Au total, je ne crois pas que ce soit des valeurs de droite libérale qui aient permis l'élection. Celui qui a gagné, c'est celui qui a été le mieux préparé, qui a réussi le mieux à rassembler son camp (quitte à éliminer tous ses concurrents) , qui a construit un vrai projet avec des vrais mesures (et pas des promesses de faire des débats), certes contestables, mais qui ont eu le mérite d'exister et de permettre de susciter un débat. De nombreux électeurs (et j'en fais partie !) ont voté pour lui non pour approuver le projet, mais parce qu'ils avaient le sentiment de quelqu'un qui sait où il va, qui est prêt pour exercer la fonction. La plupart de ces gens auraint été prêt à voter à gauche, s'ils avaient eu l'impression d'une candidature crédible, et pas d'une candidate solitaire, imprévisible et, on doit l'admettre, qui posait un vrai problème de crédibilité !
Aujourd'hui la droite est au pouvoir pour au moins 5 ans. Ces leçons devront être bien assimilées par la gauche, sous peine de devoir se préparer à une très très longue cure d'opposition.
02 mai 2007
Avant le grand débat...
Alors que les deux candidats doivent être en train de s'echauffer la voix dans l'attente du grand combat de boxe qui aura lieu dans quelques heures, quelques réflexions sur l'évolution de ma perception de la campagne.
Plus ca avance, plus j'ai l'impression que Ségolène Royal s'affirme comme la condidate du conservatisme, contre le candidat du mouvement Sarkozy. Dans l'absolu, ce simple constat devrait sufire à orienter définitivement mon choix. Que va t'il se passer, en effet, si Ségolène est élue dimanche prochain ? Pendant 3 mois, une période d'euphorie sans nul doute, avec quelques lois symboliquement fortes (type sur les violences conjugales). Puis un mouvement social à la fin de l'année, et le retour aux réalités. Il faut construire l'Europe, il faut réduire les déficits, l'Etat ne peut pas tout, les grands équilibres, tout ca... Ca ne vous rappelle rien ? Décembre 1995 en fait, à ne proposre que des débats, des moratoires, des periodes de réflexions, au final, on ne se brouille avec personne, mais c'est au contraire le meilleur moyen d'enterrer les différents dossiers. 35 heures, régimes spéciaux, privatisation de Gaz de France, position vis-à-vis d'Airbus, on a beau guetter on ne voit aucune proposition, et à cet égard l'interview de Ségolène dans le monde d'hier est surréaliste.
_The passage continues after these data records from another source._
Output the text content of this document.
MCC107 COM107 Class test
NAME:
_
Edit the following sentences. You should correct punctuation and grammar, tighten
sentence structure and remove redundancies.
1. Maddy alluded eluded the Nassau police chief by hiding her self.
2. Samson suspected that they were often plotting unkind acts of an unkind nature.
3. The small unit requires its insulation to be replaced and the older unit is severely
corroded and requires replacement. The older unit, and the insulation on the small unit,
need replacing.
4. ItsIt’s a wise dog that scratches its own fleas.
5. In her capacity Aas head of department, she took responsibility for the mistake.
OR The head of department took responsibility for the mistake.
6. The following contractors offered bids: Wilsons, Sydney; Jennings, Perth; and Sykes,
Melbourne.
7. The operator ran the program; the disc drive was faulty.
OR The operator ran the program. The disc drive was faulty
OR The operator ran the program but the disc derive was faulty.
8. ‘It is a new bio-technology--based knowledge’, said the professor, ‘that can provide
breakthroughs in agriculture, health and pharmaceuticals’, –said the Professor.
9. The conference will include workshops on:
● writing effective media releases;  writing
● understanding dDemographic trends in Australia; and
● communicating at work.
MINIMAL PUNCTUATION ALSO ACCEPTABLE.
Mais à côté de ca, ce qui est désespérant, c'est que je n'arrive pas à me décider pour Sarkozy. Ce qui me plait chez lui, justement c'est ce que je reproche à Royal. Il fait de la politique, il est interventionniste au plan économique (Alstom, Aventis), il sait faire preuve de pragmatisme, passer au dessus des idéologies (et notamment du libéralisme européen primaire, et surtout, il a contribué à réhabiliter le politique, à faire admettre que le politique pouvait encore faire quelque chose face au marché (que le contraste avec Jospin devant l'usine de Renault Vivoorde est cruel, d'ailleurs...). On sent que les choses peuvent bouger, que des sujets qui apparaissent bloquer depuis des années (ex régimes spéciaux) peuvent se débloquer par un volontarisme politique qui apporte une vraie bouffée d'oxygène à notre vie politique...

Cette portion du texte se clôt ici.